The first findings from a comprehensive genomic analysis of the human brain have been unveiled, potentially uncovering a good deal about the inherited component of diseases such as schizophrenia and autism. Among other discoveries, the research found certain elements within the genome’s “dark matter” which appear to regulate gene expression. Networks of genes and buried elements have also been found, which could contribute to the chance to develop disorders.

Neuropsychiatric disorders such as schizophrenia normally involve hundreds of genes, all interacting with environmental factors and contributing a small percentage to the overall risk of the disease developing. While in the past scientists have uncovered genetic variants linked to the diseases, it has never been shown how sequence changes alter the genes’ function. Some of the variants also fall in DNA regions which do not code for proteins, further obscuring the truth. 

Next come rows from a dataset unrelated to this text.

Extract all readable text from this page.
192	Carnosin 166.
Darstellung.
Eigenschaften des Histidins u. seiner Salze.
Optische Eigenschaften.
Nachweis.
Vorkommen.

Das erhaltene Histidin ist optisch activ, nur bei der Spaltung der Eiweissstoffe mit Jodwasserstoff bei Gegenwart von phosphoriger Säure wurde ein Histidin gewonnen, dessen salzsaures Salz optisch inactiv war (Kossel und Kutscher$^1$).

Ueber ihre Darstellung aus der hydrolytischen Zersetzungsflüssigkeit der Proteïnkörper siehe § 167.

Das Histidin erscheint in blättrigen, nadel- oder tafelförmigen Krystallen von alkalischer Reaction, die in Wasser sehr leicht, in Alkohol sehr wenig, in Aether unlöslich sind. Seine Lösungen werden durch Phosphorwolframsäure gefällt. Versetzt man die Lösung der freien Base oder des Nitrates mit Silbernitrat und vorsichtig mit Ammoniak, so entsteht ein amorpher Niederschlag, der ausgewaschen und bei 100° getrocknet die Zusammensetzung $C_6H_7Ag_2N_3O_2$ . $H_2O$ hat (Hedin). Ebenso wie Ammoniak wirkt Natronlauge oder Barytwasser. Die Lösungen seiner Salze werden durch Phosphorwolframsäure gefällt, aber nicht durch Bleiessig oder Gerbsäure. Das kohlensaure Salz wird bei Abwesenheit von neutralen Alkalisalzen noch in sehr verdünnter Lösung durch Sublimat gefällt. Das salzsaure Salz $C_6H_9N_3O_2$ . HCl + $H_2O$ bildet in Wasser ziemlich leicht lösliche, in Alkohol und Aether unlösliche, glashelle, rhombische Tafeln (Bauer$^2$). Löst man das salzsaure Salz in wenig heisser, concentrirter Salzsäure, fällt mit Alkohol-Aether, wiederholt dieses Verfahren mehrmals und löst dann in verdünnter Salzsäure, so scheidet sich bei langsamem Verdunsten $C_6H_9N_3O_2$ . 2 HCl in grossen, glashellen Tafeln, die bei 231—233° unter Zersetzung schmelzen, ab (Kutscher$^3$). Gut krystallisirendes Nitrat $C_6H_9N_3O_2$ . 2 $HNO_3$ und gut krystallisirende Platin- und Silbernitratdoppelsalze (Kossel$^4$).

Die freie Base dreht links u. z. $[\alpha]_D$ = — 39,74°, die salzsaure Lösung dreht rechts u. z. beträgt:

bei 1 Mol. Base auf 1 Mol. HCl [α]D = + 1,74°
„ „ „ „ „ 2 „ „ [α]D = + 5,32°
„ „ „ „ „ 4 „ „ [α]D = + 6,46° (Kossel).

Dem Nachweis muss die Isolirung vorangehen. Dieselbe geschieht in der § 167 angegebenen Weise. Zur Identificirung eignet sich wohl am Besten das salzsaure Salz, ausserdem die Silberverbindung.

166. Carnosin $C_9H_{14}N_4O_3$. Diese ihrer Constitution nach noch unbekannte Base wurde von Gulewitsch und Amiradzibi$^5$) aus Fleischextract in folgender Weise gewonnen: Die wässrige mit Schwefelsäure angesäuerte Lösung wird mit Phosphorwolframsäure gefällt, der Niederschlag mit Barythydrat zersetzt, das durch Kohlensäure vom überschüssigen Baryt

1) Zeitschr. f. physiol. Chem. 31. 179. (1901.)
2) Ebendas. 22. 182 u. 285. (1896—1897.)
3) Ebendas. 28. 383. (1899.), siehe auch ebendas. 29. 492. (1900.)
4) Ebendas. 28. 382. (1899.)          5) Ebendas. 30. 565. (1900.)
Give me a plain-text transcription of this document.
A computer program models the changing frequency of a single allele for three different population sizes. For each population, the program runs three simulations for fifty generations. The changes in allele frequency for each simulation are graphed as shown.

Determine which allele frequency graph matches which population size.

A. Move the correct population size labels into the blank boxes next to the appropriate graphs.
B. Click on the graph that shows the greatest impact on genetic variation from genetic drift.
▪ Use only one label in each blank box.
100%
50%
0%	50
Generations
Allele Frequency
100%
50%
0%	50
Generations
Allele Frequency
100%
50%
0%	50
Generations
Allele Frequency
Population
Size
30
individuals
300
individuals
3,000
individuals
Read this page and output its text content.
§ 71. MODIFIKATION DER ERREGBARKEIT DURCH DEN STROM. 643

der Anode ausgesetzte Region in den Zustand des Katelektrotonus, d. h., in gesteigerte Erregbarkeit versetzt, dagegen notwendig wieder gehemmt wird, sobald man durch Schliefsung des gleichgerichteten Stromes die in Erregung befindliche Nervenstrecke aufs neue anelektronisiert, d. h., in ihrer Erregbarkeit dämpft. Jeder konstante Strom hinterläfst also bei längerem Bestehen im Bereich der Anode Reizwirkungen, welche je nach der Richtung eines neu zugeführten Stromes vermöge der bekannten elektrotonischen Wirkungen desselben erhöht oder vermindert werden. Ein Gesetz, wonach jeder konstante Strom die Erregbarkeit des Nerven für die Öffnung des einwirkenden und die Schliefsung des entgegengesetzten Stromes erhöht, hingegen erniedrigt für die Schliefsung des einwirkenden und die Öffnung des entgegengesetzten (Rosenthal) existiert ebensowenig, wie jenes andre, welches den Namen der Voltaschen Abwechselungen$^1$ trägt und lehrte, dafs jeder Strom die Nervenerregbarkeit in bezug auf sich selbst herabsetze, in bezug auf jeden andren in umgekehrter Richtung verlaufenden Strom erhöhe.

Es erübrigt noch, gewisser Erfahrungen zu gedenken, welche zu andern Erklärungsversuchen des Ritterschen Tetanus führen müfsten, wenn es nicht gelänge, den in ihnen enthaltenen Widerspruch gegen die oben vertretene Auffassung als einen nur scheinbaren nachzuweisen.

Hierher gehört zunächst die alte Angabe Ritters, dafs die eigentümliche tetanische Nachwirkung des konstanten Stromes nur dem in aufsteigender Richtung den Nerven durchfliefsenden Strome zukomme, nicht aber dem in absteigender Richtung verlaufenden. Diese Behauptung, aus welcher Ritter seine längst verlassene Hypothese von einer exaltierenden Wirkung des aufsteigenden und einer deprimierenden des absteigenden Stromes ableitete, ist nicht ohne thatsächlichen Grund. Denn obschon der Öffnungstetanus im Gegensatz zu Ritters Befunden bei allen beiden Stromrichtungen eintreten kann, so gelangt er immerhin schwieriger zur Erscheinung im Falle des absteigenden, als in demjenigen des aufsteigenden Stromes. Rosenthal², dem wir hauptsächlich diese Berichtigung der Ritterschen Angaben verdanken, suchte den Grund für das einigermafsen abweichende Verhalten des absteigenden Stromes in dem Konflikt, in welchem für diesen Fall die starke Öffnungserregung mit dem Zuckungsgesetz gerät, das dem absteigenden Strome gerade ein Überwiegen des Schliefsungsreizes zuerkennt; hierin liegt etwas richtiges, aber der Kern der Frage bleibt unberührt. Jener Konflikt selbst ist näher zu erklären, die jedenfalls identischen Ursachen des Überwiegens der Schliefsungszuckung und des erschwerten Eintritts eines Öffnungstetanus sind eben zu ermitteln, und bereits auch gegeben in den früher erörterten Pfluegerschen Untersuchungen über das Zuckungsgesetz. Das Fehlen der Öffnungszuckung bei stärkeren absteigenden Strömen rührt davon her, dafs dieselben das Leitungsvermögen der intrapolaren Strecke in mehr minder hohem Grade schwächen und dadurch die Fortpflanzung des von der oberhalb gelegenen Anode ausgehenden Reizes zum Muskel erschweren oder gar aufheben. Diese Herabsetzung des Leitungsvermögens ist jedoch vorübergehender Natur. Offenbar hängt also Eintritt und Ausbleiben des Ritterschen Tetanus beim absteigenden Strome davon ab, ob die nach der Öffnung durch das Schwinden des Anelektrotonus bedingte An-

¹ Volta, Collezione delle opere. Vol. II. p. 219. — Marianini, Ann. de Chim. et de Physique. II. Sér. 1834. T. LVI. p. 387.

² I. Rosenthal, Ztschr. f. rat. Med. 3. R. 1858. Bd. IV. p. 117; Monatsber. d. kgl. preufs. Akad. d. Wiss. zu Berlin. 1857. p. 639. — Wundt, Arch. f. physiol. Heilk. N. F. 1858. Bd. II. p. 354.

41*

Scientists from the PsychENCODE Consortium, founded by the US National Institutes of Health, ran studies which combined several types of sequencing data from brain tissue taken from 1,866 corpses and from single brain-cell types. While studies in the past have revealed huge variation in gene expression between brains, comparing sequencing data from specific cell types with that from whole brains revealed that almost all of this variance relates to the relative proportion of different cell types in a brain, a statistic which changes with age, and in certain conditions like autism.

The data was also used to connect specific genes with non-coding DNA variants previously linked to neuropsychiatric diseases. This closes the gap in identifying those variants which influence genetic function and contribute directly schizophrenia and other diseases.